R* decided to mention this the other day in the car while we were driving off to buy some groceries. Our reaction was just "Ummmmm. Yes, yes. That's right." while exchanging bewildered glances. R* then confesses that she has been reading and re-reading this section on "Where do babies come from" VERY carefully.
On subsequent inspection, the book does seem to be quite thorough and well illustrated. Time to hide our old copy of "The Joy of Sex"! Glad she thinks the idea is rather gross.
Tuesday, 18 March 2003
Out the door by 7:30am and trekked to Canary Wharf by car, train, tube, train and then walking. Took over two hours. Then a tedious visit at a customer followed by the same long trek home getting back after 8:00pm. That kind of commuting can really suck the life force out of you and reminds me of one of the reasons I want to get out of consulting. I've got the same gig tomorrow *sigh*.

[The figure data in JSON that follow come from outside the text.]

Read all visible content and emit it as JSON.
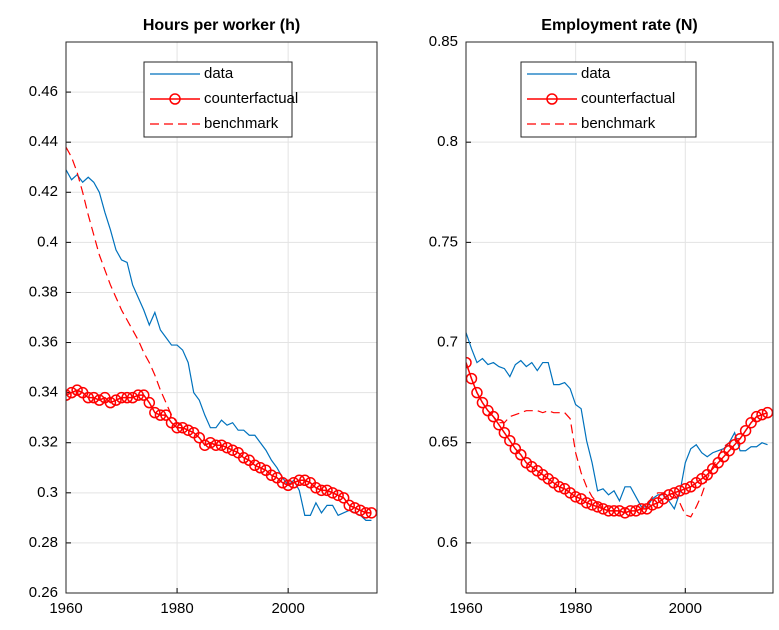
{
  "chart_data": [
    {
      "type": "line",
      "title": "Hours per worker (h)",
      "x": [
        1960,
        1961,
        1962,
        1963,
        1964,
        1965,
        1966,
        1967,
        1968,
        1969,
        1970,
        1971,
        1972,
        1973,
        1974,
        1975,
        1976,
        1977,
        1978,
        1979,
        1980,
        1981,
        1982,
        1983,
        1984,
        1985,
        1986,
        1987,
        1988,
        1989,
        1990,
        1991,
        1992,
        1993,
        1994,
        1995,
        1996,
        1997,
        1998,
        1999,
        2000,
        2001,
        2002,
        2003,
        2004,
        2005,
        2006,
        2007,
        2008,
        2009,
        2010,
        2011,
        2012,
        2013,
        2014,
        2015
      ],
      "series": [
        {
          "name": "data",
          "color": "#0072bd",
          "style": "solid",
          "marker": false,
          "values": [
            0.429,
            0.425,
            0.427,
            0.424,
            0.426,
            0.424,
            0.42,
            0.412,
            0.405,
            0.397,
            0.393,
            0.392,
            0.383,
            0.378,
            0.373,
            0.367,
            0.372,
            0.365,
            0.362,
            0.359,
            0.359,
            0.357,
            0.352,
            0.34,
            0.337,
            0.331,
            0.326,
            0.326,
            0.329,
            0.327,
            0.328,
            0.325,
            0.325,
            0.323,
            0.323,
            0.32,
            0.317,
            0.313,
            0.31,
            0.306,
            0.303,
            0.305,
            0.301,
            0.291,
            0.291,
            0.296,
            0.292,
            0.295,
            0.295,
            0.291,
            0.292,
            0.293,
            0.292,
            0.291,
            0.289,
            0.289
          ]
        },
        {
          "name": "counterfactual",
          "color": "#ff0000",
          "style": "solid",
          "marker": true,
          "values": [
            0.339,
            0.34,
            0.341,
            0.34,
            0.338,
            0.338,
            0.337,
            0.338,
            0.336,
            0.337,
            0.338,
            0.338,
            0.338,
            0.339,
            0.339,
            0.336,
            0.332,
            0.331,
            0.331,
            0.328,
            0.326,
            0.326,
            0.325,
            0.324,
            0.322,
            0.319,
            0.32,
            0.319,
            0.319,
            0.318,
            0.317,
            0.316,
            0.314,
            0.313,
            0.311,
            0.31,
            0.309,
            0.307,
            0.306,
            0.304,
            0.303,
            0.304,
            0.305,
            0.305,
            0.304,
            0.302,
            0.301,
            0.301,
            0.3,
            0.299,
            0.298,
            0.295,
            0.294,
            0.293,
            0.292,
            0.292
          ]
        },
        {
          "name": "benchmark",
          "color": "#ff0000",
          "style": "dashed",
          "marker": false,
          "values": [
            0.438,
            0.434,
            0.428,
            0.42,
            0.411,
            0.403,
            0.395,
            0.389,
            0.383,
            0.378,
            0.373,
            0.369,
            0.365,
            0.361,
            0.356,
            0.352,
            0.347,
            0.341,
            0.336,
            0.331,
            0.328,
            0.326,
            0.325,
            0.324,
            0.322,
            0.319,
            0.32,
            0.319,
            0.319,
            0.318,
            0.317,
            0.316,
            0.314,
            0.313,
            0.311,
            0.31,
            0.309,
            0.307,
            0.306,
            0.304,
            0.303,
            0.304,
            0.305,
            0.305,
            0.304,
            0.302,
            0.301,
            0.301,
            0.3,
            0.299,
            0.298,
            0.295,
            0.294,
            0.293,
            0.292,
            0.292
          ]
        }
      ],
      "xlim": [
        1960,
        2016
      ],
      "xticks": [
        1960,
        1980,
        2000
      ],
      "ylim": [
        0.26,
        0.48
      ],
      "yticks": [
        0.26,
        0.28,
        {
          "value": 0.3,
          "label": "0.3"
        },
        0.32,
        0.34,
        0.36,
        0.38,
        {
          "value": 0.4,
          "label": "0.4"
        },
        0.42,
        0.44,
        0.46
      ],
      "grid": true,
      "legend": "top"
    },
    {
      "type": "line",
      "title": "Employment rate (N)",
      "x": [
        1960,
        1961,
        1962,
        1963,
        1964,
        1965,
        1966,
        1967,
        1968,
        1969,
        1970,
        1971,
        1972,
        1973,
        1974,
        1975,
        1976,
        1977,
        1978,
        1979,
        1980,
        1981,
        1982,
        1983,
        1984,
        1985,
        1986,
        1987,
        1988,
        1989,
        1990,
        1991,
        1992,
        1993,
        1994,
        1995,
        1996,
        1997,
        1998,
        1999,
        2000,
        2001,
        2002,
        2003,
        2004,
        2005,
        2006,
        2007,
        2008,
        2009,
        2010,
        2011,
        2012,
        2013,
        2014,
        2015
      ],
      "series": [
        {
          "name": "data",
          "color": "#0072bd",
          "style": "solid",
          "marker": false,
          "values": [
            0.705,
            0.697,
            0.69,
            0.692,
            0.689,
            0.69,
            0.688,
            0.687,
            0.683,
            0.689,
            0.691,
            0.688,
            0.69,
            0.686,
            0.69,
            0.69,
            0.679,
            0.679,
            0.68,
            0.677,
            0.669,
            0.667,
            0.651,
            0.64,
            0.626,
            0.627,
            0.624,
            0.626,
            0.621,
            0.628,
            0.628,
            0.623,
            0.618,
            0.618,
            0.622,
            0.624,
            0.624,
            0.621,
            0.617,
            0.625,
            0.64,
            0.647,
            0.649,
            0.645,
            0.643,
            0.645,
            0.646,
            0.647,
            0.65,
            0.655,
            0.646,
            0.646,
            0.648,
            0.648,
            0.65,
            0.649
          ]
        },
        {
          "name": "counterfactual",
          "color": "#ff0000",
          "style": "solid",
          "marker": true,
          "values": [
            0.69,
            0.682,
            0.675,
            0.67,
            0.666,
            0.663,
            0.659,
            0.655,
            0.651,
            0.647,
            0.644,
            0.64,
            0.638,
            0.636,
            0.634,
            0.632,
            0.63,
            0.628,
            0.627,
            0.625,
            0.623,
            0.622,
            0.62,
            0.619,
            0.618,
            0.617,
            0.616,
            0.616,
            0.616,
            0.615,
            0.616,
            0.616,
            0.617,
            0.617,
            0.619,
            0.62,
            0.622,
            0.624,
            0.625,
            0.626,
            0.627,
            0.628,
            0.63,
            0.632,
            0.634,
            0.637,
            0.64,
            0.643,
            0.646,
            0.649,
            0.652,
            0.656,
            0.66,
            0.663,
            0.664,
            0.665
          ]
        },
        {
          "name": "benchmark",
          "color": "#ff0000",
          "style": "dashed",
          "marker": false,
          "values": [
            0.69,
            0.682,
            0.675,
            0.67,
            0.666,
            0.663,
            0.66,
            0.66,
            0.663,
            0.664,
            0.665,
            0.666,
            0.666,
            0.666,
            0.665,
            0.666,
            0.665,
            0.665,
            0.665,
            0.662,
            0.645,
            0.635,
            0.628,
            0.623,
            0.62,
            0.617,
            0.616,
            0.616,
            0.616,
            0.615,
            0.616,
            0.616,
            0.617,
            0.619,
            0.623,
            0.625,
            0.625,
            0.625,
            0.624,
            0.62,
            0.614,
            0.613,
            0.618,
            0.624,
            0.632,
            0.638,
            0.643,
            0.648,
            0.65,
            0.652,
            0.652,
            0.656,
            0.66,
            0.663,
            0.664,
            0.665
          ]
        }
      ],
      "xlim": [
        1960,
        2016
      ],
      "xticks": [
        1960,
        1980,
        2000
      ],
      "ylim": [
        0.575,
        0.85
      ],
      "yticks": [
        {
          "value": 0.6,
          "label": "0.6"
        },
        0.65,
        {
          "value": 0.7,
          "label": "0.7"
        },
        0.75,
        {
          "value": 0.8,
          "label": "0.8"
        },
        0.85
      ],
      "grid": true,
      "legend": "top"
    }
  ]
}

The only good thing I'll say for commuting is that it gives you a kind of think time. You can essentially zone out while your body finds the way there. Driving can be especially hypnotic that way. From the looks of it, I don't think I'm alone in zombie commuting.
Monday, 17 March 2003
I did it today. After working at Microsoft for twelve years, I sat down together with my manager, Ken, and a latte (small with one sugar) this morning and announced that I had decided to leave Microsoft.
The decision was a long time in the making and I'll probably try and explain some it at some point in this weblog but not today. Today I just want to mark this event and to do that I thought I'd start blogging. So welcome to my blog.
I'm feeling calm and optimistic after pondering this change for so long. It feels like the start of a new journey and one for which I don't have a map. But I can also feel some growing excitement as I think through some of the options.
But tomorrow I'm still working. I'm off to visit a bank at Canary Wharf that has some system performance problems.